Ce n’est d’ailleurs pas dans ce cadre que Renault s’y intéresse. « C’est une topologie que nous regardons de très près. En hybride, elle pourrait apporter beaucoup», affirme Édouard Nègre, expert des moteurs électriques chez Renault. Et pour cause : le moteur électrique, qui se glisse à côté du moteur thermique, dispose de peu d’espace. Même si Magnax ne positionne pas son outsider en tête de la course, le moteur à flux axial pourrait trouver sa place à côté des moteurs à flux radial.

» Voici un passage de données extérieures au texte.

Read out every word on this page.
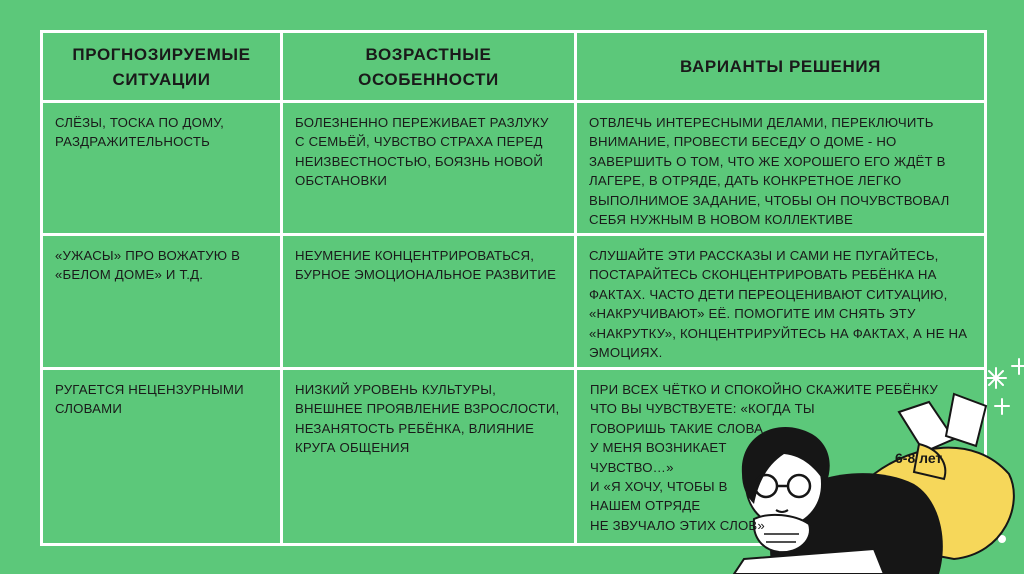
ПРОГНОЗИРУЕМЫЕ СИТУАЦИИ
ВОЗРАСТНЫЕ ОСОБЕННОСТИ
ВАРИАНТЫ РЕШЕНИЯ
СЛЁЗЫ, ТОСКА ПО ДОМУ, РАЗДРАЖИТЕЛЬНОСТЬ
БОЛЕЗНЕННО ПЕРЕЖИВАЕТ РАЗЛУКУ С СЕМЬЁЙ, ЧУВСТВО СТРАХА ПЕРЕД НЕИЗВЕСТНОСТЬЮ, БОЯЗНЬ НОВОЙ ОБСТАНОВКИ
ОТВЛЕЧЬ ИНТЕРЕСНЫМИ ДЕЛАМИ, ПЕРЕКЛЮЧИТЬ ВНИМАНИЕ, ПРОВЕСТИ БЕСЕДУ О ДОМЕ - НО ЗАВЕРШИТЬ О ТОМ, ЧТО ЖЕ ХОРОШЕГО ЕГО ЖДЁТ В ЛАГЕРЕ, В ОТРЯДЕ, ДАТЬ КОНКРЕТНОЕ ЛЕГКО ВЫПОЛНИМОЕ ЗАДАНИЕ, ЧТОБЫ ОН ПОЧУВСТВОВАЛ СЕБЯ НУЖНЫМ В НОВОМ КОЛЛЕКТИВЕ
«УЖАСЫ» ПРО ВОЖАТУЮ В «БЕЛОМ ДОМЕ» И Т.Д.
НЕУМЕНИЕ КОНЦЕНТРИРОВАТЬСЯ, БУРНОЕ ЭМОЦИОНАЛЬНОЕ РАЗВИТИЕ
СЛУШАЙТЕ ЭТИ РАССКАЗЫ И САМИ НЕ ПУГАЙТЕСЬ, ПОСТАРАЙТЕСЬ СКОНЦЕНТРИРОВАТЬ РЕБЁНКА НА ФАКТАХ. ЧАСТО ДЕТИ ПЕРЕОЦЕНИВАЮТ СИТУАЦИЮ, «НАКРУЧИВАЮТ» ЕЁ. ПОМОГИТЕ ИМ СНЯТЬ ЭТУ «НАКРУТКУ», КОНЦЕНТРИРУЙТЕСЬ НА ФАКТАХ, А НЕ НА ЭМОЦИЯХ.
РУГАЕТСЯ НЕЦЕНЗУРНЫМИ СЛОВАМИ
НИЗКИЙ УРОВЕНЬ КУЛЬТУРЫ, ВНЕШНЕЕ ПРОЯВЛЕНИЕ ВЗРОСЛОСТИ, НЕЗАНЯТОСТЬ РЕБЁНКА, ВЛИЯНИЕ КРУГА ОБЩЕНИЯ
ПРИ ВСЕХ ЧЁТКО И СПОКОЙНО СКАЖИТЕ РЕБЁНКУ
ЧТО ВЫ ЧУВСТВУЕТЕ: «КОГДА ТЫ
ГОВОРИШЬ ТАКИЕ СЛОВА,
У МЕНЯ ВОЗНИКАЕТ
ЧУВСТВО…»
И «Я ХОЧУ, ЧТОБЫ В
НАШЕМ ОТРЯДЕ
НЕ ЗВУЧАЛО ЭТИХ СЛОВ»
6-8 лет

Les moteurs-roues visent l’auto


Moteur roue d'Elpahe. (D.R.)

De la trottinette à la voiture ? Les moteurs-roues commencent à se frayer un chemin vers l’automobile, alors qu’ils sont adoptés par les nouvelles mobilités depuis des années, des trotinettes aux vélos à assistance électrique en passant par les gyro-roues. C’est en tout cas l’objectif d’Elaphe Propulsion Technologies, qui a bénéficié de 4,2 millions d’euros d’investissement de l’institut européen EIT InnoEnergy fin 2020 pour ses moteurs-roues adaptés aux contraintes des véhicules électriques. « Le principe est simple : deux ou quatre moteurs par véhicule, contrôlés individuellement, sont directement intégrés aux moyeux des roues », explique Matej Bicek, le directeur de l’exploitation d’Elaphe. Avec la disparition du système de transmission mécanique, les pertes énergétiques par frottement sont réduites et davantage de place dans l’habitacle est libérée. « Le design automobile peut ainsi être entièrement redessiné », insiste le directeur général des ventes, Luka Ambrozic.

Mais cette technologie a la qualité de ses défauts. Par leur position, les moteurs-roues sont plus vulnérables aux chocs et augmentent les masses non suspendues. « Plus il y a de poids dans les roues, plus la suspension est lente et la liaison au sol délicate », commente Lauric Garbuio, professeur à l’université Grenoble Alpes. Pour alléger le produit, des matériaux comme l’aluminium, le magnésium ou la fibre de carbone peuvent être utilisés, engendrant un surcoût. Autre difficulté : « Le moteur doit être petit et puissant, étant donné que le système de freinage se trouve également dans la roue, entre le moteur et le stator », précise Matej Bicek. Cela influe sur le coût : « Le prix d’un système roues-moteurs est peut-être 15 à 20 % plus élevé que celui à essieu, soit quelques centaines d’euros de plus », reconnaît le chef des ventes. Qui ajoute cependant que ce surcoût sera largement compensé par les gains apportés par cette technologie. Charge à Elaphe, qui veut passer à l’industrialisation de ses moteurs, de le prouver.